Doç. Dr. MAHMUT AKPINAR - TR724.COM

Erdoğan çok  iyi bir oyuncu. Siyasetin kurdu. Manevra kabiliyeti çok iyi. Kendisine sadakat bağı (çıkarla, makamla, tehditle,  vb) kurduğu kesimleri müthiş koordine ediyor, yönlendiriyor. Bu konuda devletin tüm imkanlarını sınır, kural, ilke tanımadan kullanıyor. Bazıları menfaatini yitirmemek için, bazıları korku ve kaygısından Erdoğan’a biatını sürdürüyor. Tabanı akıl ve mantık dışı konularda, (varsa) ilkeleriyle çelişen durumlarda bile Erdoğan’ın söylemlerini meşrulaştırıp bir şekilde izah edebiliyorlar. Oluşturduğu medya ve satın aldığı kişiler, kontrol ettiği yargı, mafyatik araç haline getirilen kolluk kitleleri gütme konusunda ona imkan hazırlıyor. Havuz yazarları, AKP’nin naylon aydınları aynı günde bir kaç defa dönmek, tükürdüklerini yalamak zorunda kalıyorlar. Bu yola bir defa girince yalancı-yamacı hikayesindeki yamacı rolünü oynama dışında seçenek kalmıyor kendilerine. Biraz farklı düşünenler ve ses verenler aleme ibret olacak şekilde cezalandırılıyor. Kitle psikolojisinin etkisiyle geri kalanlar siniyor, susuyor, pusuyor.


 
Erdoğan özellikle milliyetçi-muhafazakar kesim üzerinde etkili güçlü bir figür.
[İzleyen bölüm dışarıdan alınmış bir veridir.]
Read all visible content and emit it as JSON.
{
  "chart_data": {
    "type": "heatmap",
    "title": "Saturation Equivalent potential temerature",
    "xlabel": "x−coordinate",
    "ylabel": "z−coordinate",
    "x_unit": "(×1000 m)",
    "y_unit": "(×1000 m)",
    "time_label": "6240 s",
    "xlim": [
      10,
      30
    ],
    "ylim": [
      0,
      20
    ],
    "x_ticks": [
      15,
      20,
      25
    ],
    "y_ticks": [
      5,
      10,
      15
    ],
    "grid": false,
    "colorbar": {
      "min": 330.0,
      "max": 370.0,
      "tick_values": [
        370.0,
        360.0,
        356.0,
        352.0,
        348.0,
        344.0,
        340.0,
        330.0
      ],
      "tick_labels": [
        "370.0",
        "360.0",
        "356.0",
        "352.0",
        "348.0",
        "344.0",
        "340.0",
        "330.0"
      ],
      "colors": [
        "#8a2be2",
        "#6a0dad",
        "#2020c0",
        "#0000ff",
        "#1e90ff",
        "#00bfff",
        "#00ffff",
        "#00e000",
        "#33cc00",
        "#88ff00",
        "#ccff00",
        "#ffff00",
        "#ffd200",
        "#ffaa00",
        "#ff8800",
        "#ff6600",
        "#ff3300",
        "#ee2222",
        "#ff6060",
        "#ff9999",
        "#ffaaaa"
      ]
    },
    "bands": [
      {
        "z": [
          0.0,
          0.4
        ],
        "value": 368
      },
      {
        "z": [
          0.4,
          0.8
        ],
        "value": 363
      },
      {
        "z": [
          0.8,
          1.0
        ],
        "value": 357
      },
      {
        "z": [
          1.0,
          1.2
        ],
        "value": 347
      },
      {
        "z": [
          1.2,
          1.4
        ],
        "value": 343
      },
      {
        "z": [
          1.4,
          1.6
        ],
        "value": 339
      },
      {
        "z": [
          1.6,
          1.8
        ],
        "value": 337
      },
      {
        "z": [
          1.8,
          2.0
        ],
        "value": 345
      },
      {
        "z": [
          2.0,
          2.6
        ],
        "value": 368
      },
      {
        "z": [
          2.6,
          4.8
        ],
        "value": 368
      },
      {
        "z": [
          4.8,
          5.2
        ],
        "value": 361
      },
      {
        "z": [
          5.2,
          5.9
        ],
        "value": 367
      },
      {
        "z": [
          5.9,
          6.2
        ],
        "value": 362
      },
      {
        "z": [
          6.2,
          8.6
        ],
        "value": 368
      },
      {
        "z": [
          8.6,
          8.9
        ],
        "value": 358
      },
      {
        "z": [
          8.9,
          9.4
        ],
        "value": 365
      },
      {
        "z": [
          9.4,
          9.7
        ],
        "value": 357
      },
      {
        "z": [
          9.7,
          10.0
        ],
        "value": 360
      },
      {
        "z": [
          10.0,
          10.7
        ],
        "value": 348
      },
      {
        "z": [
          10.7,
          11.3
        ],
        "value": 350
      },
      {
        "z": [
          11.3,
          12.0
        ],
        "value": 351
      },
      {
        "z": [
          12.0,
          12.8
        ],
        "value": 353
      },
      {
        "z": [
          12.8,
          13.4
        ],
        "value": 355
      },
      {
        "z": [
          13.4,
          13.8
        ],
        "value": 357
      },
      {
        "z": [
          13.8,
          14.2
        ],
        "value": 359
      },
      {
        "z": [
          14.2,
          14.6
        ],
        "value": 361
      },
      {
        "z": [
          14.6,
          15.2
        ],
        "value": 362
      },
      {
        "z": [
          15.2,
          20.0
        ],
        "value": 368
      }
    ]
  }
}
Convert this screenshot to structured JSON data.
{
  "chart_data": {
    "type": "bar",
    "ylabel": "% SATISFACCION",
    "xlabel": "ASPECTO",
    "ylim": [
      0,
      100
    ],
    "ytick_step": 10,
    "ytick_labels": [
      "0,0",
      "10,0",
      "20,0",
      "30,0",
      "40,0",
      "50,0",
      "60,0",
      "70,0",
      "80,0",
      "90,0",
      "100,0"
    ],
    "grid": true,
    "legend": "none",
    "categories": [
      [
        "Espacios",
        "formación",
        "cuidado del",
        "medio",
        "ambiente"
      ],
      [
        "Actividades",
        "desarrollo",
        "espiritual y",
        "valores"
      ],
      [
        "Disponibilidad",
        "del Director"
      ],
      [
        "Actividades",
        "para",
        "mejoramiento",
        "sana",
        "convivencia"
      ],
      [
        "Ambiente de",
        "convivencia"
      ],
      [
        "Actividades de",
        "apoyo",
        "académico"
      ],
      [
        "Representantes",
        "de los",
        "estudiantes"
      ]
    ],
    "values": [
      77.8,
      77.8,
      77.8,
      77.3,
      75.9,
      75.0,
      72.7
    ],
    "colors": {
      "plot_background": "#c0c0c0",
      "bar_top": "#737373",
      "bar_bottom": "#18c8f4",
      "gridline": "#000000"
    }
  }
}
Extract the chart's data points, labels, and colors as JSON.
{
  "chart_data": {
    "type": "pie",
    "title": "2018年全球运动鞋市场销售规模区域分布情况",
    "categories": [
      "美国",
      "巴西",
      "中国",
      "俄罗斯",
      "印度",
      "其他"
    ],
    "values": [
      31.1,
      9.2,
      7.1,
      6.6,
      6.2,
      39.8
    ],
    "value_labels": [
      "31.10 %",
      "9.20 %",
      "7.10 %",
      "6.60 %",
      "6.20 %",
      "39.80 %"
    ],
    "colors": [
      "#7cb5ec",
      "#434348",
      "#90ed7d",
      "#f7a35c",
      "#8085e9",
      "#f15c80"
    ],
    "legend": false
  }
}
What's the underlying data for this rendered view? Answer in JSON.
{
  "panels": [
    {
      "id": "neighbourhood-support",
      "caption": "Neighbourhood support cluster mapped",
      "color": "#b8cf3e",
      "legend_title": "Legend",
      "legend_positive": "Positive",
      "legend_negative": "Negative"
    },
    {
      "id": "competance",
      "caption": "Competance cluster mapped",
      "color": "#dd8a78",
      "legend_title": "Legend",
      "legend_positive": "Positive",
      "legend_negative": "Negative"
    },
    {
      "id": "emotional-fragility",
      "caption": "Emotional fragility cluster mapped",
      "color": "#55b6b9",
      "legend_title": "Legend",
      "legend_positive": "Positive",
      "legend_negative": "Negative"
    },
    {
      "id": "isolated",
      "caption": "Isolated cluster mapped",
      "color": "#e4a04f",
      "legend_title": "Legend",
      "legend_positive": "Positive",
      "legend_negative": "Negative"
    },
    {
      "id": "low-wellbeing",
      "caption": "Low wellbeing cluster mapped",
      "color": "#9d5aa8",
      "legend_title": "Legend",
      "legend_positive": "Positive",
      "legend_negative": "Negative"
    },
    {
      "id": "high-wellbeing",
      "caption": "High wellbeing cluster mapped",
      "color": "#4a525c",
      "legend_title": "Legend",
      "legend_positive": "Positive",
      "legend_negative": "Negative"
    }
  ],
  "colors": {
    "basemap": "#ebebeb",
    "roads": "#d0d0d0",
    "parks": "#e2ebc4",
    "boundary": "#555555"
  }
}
Dini ve milli duyarlılıkları harika istismar ediyor. Halkın bam telini biliyor. Güzel Kur’an okuyor, her yerde cami açıyor. Toplumun özlemlerini, beklentilerini tespit edip ona göre davranmakta üstüne yok. Eğitimli, dünya görmüş insanlara itici ve banal gelse de kitleler için Erdoğan karizmatik bir lider. Fakat Erdoğan yalnız adam, tek başına. Ergenekon ise sistematik çalışan yapılanma. Ergenekon bir lider hareketi değil, bir kadro hareketi. Onların da sınırları, ilkeleri yok. Hedeflerine ulaşmak için cinayet, sabotaj, katliam dahil her şeyi yaparlar. Ergenekon’un köklerini İttihatçılara kadar götürürseniz 100 yılı aşkın süredir operasyonel kabiliyete, militer ve paramiliter tecrübeye sahipler. Ergenekon her dönemde her seviyede yetişmiş insana, önemli rütbede askerlere, bürokratlara, yargıçlara sahip olmuş ve bunları örgütlü ve etkili kullanabilmiş bir yapı. Ergenekoncular devetin içinde organize ve senkronize hareket edebildikleri gibi toplumu maniple edecek, kaos kargaşa çıkaracak paramiliter yapıları, suç örgütlerini de kolayca kullanır. Kurumsal bir hafızaya ve sistematik işleyişe sahip bu derin yapı sık sık devlete, topluma balans ayarları yaptı. Ordu en güçlü ve etkili oldukları kurumdu. Bu nedenle yıllarca TSK üzerinden millete, siyasete baskı uyguladılar. Üst yargı organlarında bu yapıyı koruyan ve yaptıklarını meşrulaştıran etkili yargıçlar hep oldu. Yazar, gazeteci, aydın, akademisyen kılığında toplum içinde etkili propagandistleri vardı ve ihtiyaca göre bunları kullandılar. Erdoğan kendisi ve çıkarcı çevresi için toplumun inanç ve değerlerini istismara dayalı günübirlik siyaset izlerken, Ergenekoncular bir hedef etrafında biraraya gelen, nispeten iyi yetişmiş kişilerden oluşan ve uzun erimli planları olan bir kadro hareketidir. Erdoğan kısa mesafa koşucusudur; Ergenekon maratoncu. Erdoğan her yöne dönebilen, manevra kabiliyeti yüksek fiyakalı bir binek aracıdır. Ona binilir ve hedefe varınca inilir. Ergenekon ise tank gibi etkili ve tahrip edicidir. Ağır gider ama yol alır. Taktik olarak yönü değişse de stratejik hedefi değişmez. Erdoğan gibi konjoktörel düşünmez, taktik hareketlere takılmaz, sabırla, uzun erimli hedefine yürür. Erdoğan patlayınca Erdoğanizm patlar, itibarsızlaşır; ama Ergenekoncular yolculuğuna devam eder.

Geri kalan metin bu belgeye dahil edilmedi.